QUARTU. Il Comune di Quartu contro la Città metropolitana di Cagliari sull'autorizzazione rilasciata a Terna per proseguire i lavori sulla provinciale 17 sino a fine giugno 2027. Il sindaco Graziano Milia minaccia il ricorso e in una nota contesta la scelta che definisce "unilaterale" dopo la firma dell'ordinanza da parte dell'ex Provincia. Il cantiere, secondo il Comune, rinnoverà i i disagi alla circolazione anche durante la prossima stagione estiva.

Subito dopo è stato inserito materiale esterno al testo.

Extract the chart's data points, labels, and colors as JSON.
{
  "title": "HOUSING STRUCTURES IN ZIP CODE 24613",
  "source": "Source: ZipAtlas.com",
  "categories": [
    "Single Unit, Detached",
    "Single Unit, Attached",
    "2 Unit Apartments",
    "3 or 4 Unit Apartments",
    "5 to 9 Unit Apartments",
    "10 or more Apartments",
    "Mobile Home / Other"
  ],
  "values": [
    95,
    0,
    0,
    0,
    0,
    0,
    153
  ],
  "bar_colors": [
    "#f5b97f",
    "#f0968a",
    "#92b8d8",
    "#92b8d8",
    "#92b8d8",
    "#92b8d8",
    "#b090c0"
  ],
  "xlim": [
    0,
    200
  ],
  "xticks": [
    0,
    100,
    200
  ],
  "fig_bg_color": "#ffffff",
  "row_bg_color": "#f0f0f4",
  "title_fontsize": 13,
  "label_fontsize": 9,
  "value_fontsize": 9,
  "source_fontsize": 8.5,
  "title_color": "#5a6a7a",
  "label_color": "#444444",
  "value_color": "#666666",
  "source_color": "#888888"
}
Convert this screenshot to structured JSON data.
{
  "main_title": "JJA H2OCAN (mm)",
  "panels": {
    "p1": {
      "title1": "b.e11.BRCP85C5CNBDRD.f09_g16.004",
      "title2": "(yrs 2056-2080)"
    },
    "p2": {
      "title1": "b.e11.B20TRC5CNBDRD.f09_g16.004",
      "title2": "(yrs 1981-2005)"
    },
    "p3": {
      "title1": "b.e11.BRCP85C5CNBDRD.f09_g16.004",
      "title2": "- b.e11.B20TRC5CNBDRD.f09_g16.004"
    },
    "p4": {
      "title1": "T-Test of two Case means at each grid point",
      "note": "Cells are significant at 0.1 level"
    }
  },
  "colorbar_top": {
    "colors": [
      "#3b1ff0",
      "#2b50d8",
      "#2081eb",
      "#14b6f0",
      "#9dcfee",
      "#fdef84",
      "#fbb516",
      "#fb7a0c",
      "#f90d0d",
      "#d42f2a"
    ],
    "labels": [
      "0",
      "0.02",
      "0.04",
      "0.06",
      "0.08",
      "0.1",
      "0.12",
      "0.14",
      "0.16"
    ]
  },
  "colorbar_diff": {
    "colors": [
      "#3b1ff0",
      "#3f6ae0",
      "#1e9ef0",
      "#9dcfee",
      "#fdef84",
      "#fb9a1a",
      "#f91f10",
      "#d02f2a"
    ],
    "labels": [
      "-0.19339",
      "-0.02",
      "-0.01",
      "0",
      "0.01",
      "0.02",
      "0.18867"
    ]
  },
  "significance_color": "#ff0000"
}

“Siamo assolutamente contrari - dichiara il primo cittadino - così come già lo eravamo riguardo questa stagione che si avvia alla conclusione. Lo avevamo rappresentato nelle precedenti Conferenze dei servizi e lo rifacciamo adesso, visto che ci sarà la possibilità di velocizzare l’intervento durante tutti i mesi che ci separano alla prossima estate, quando il flusso veicolare in quella strada è molto inferiore”. “C’è l’assoluta necessità di essere sensibili e attenti ai problemi di quell’asse viario - aggiunge Milia - Abbiamo apprezzato lo stop di Terna durante i weekend di giugno 2026, ha capito le nostre problematiche, a differenza della Città Metropolitana, che dovrebbe invece conoscerli bene visto che si tratta di una strada di sua competenza”.

Lo stop a fine maggio si rende necessario sia per contrastare i disagi dei residenti sia per non rovinare le vacanze dei tanti turisti che scelgono Quartu e le altre località del Sud-Est sardo. Traffico, code e disagi dilaterebbero notevolmente i tempi medi di percorrenza, inficiando anche la qualità della destinazione turistica. Gli effetti negativi ricadrebbero infatti anche sulle tante attività economiche e produttive operanti nel territorio comunale. E inoltre potrebbero presentarsi criticità sotto il profilo della sicurezza stradale e della tempestività degli interventi di emergenza e soccorso.

“Parliamo di una serie di criticità che non possono assolutamente essere sottovalutate e tanto meno trascurate. Qualora le scelte siano diverse non esiteremo a presentare ricorso formale, impugnando l’ordinanza della Città Metropolitana. Esprimo disappunto per il mancato dialogo con il Comune di Quartu e per il futuro auspico una maggiore collaborazione tra istituzioni”, conclude il sindaco.